July 2014: This blog is now in a semi-archived state. It no longer plays a significant role in facilitating my work. I may post here sporadically in the future, or I may not.

This blog is a chronological repository of digital remnants related to my work. Externalising thoughts here facilitates dialogue, both personal and social, which can help develop those ideas. The ad hoc nature of the blog means that there is no overt topic. The amount of contextualisation provided depends upon the status and posture I have chosen to promote, which in each case (each post) is a response to how the inherent artifact becomes mediated by its display here.

Sam Kelly
sam [ at ] freshpap.com

I'm Too Sad To Tell You - the reality of reflections and photographs


Bas Jan Ader I'm too sad to tell you, 1970

It is always hard to tell whether a reflection is a continuation of this reality or entirely another, a three dimensional space or a two dimensional plane. Reflections often beget intense inspection and the reflected self often begets intense introspection.

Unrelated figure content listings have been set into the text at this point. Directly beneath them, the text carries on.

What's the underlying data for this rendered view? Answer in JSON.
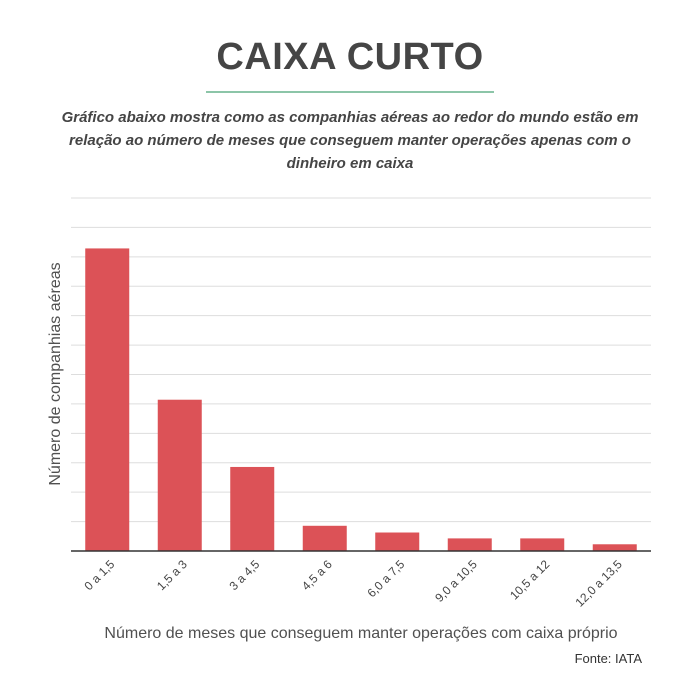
{
  "header": {
    "title": "CAIXA CURTO",
    "subtitle": "Gráfico abaixo mostra como as companhias aéreas ao redor do mundo estão em relação ao número de meses que conseguem manter operações apenas com o dinheiro em caixa"
  },
  "source": "Fonte: IATA",
  "colors": {
    "bar": "#dc5257",
    "grid": "#dddddd",
    "axis": "#333333",
    "title_rule": "#8cc5a8"
  },
  "chart_data": {
    "type": "bar",
    "title": "CAIXA CURTO",
    "xlabel": "Número de meses que conseguem manter operações com caixa próprio",
    "ylabel": "Número de companhias aéreas",
    "categories": [
      "0 a 1,5",
      "1,5 a 3",
      "3 a 4,5",
      "4,5 a 6",
      "6,0 a 7,5",
      "9,0 a 10,5",
      "10,5 a 12",
      "12,0 a 13,5"
    ],
    "values": [
      36,
      18,
      10,
      3,
      2.2,
      1.5,
      1.5,
      0.8
    ],
    "ylim": [
      0,
      42
    ],
    "grid": true,
    "y_tick_labels_shown": false,
    "legend": "none"
  }
}
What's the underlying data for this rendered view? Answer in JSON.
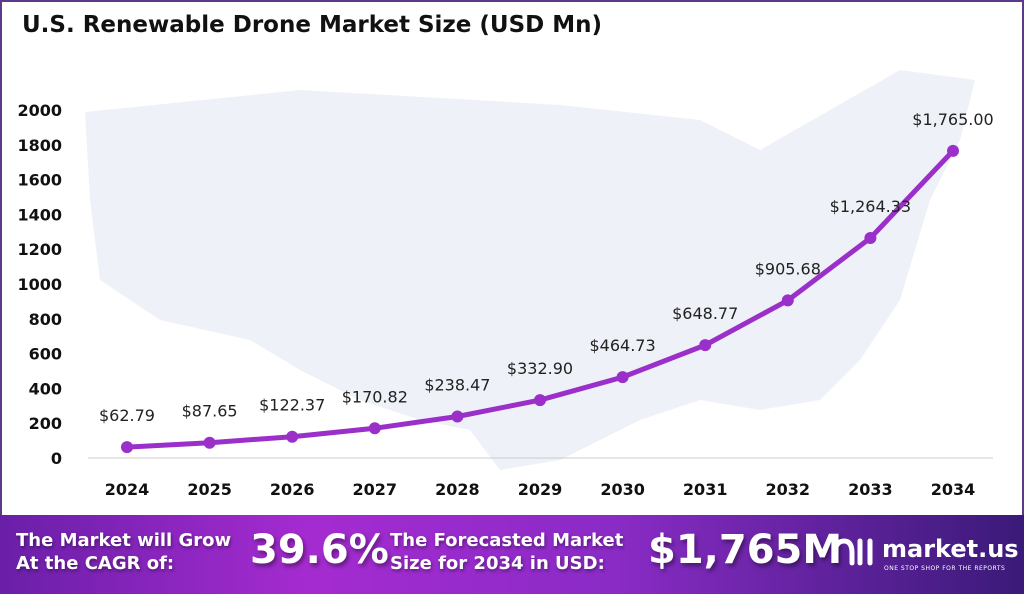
{
  "chart_data": {
    "type": "line",
    "title": "U.S. Renewable Drone Market Size (USD Mn)",
    "categories": [
      "2024",
      "2025",
      "2026",
      "2027",
      "2028",
      "2029",
      "2030",
      "2031",
      "2032",
      "2033",
      "2034"
    ],
    "values": [
      62.79,
      87.65,
      122.37,
      170.82,
      238.47,
      332.9,
      464.73,
      648.77,
      905.68,
      1264.33,
      1765.0
    ],
    "data_labels": [
      "$62.79",
      "$87.65",
      "$122.37",
      "$170.82",
      "$238.47",
      "$332.90",
      "$464.73",
      "$648.77",
      "$905.68",
      "$1,264.33",
      "$1,765.00"
    ],
    "yticks": [
      "0",
      "200",
      "400",
      "600",
      "800",
      "1000",
      "1200",
      "1400",
      "1600",
      "1800",
      "2000"
    ],
    "ylim": [
      0,
      2000
    ],
    "grid": false,
    "line_color": "#9b2fc9"
  },
  "banner": {
    "cagr_text_1": "The Market will Grow",
    "cagr_text_2": "At the CAGR of:",
    "cagr_value": "39.6%",
    "forecast_text_1": "The Forecasted Market",
    "forecast_text_2": "Size for 2034 in USD:",
    "forecast_value": "$1,765M",
    "logo_name": "market.us",
    "logo_tagline": "ONE STOP SHOP FOR THE REPORTS"
  }
}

"I'm too sad to tell you", Bas Jan Ader's self portrait has always fascinated me. His image appears to inhabit a quasi-reality similar to that of a reflection. It is as though he has replaced the mirror with a camera, using the potential image of himself  (instead of a reflection) as a tool for introspection. However, the nature of photography allows this moment to be captured and reproduced. You would expect this to raise all sorts of quandaries concerning the nature of self, as the viewer essentially takes Ader's place in front of his reflection, but, the depth of the photograph is disrupted by a message scrawled on it's surface, like a smudge on the mirror. It reminds you that the image of Ader is just that, an image, a surface. You cannot participate in Ader's introspection because photographs are not a continuation of reality, but more importantly because you are not Ader.

Both the image and the message highlight the unbreachable divide between each of us isolated selves.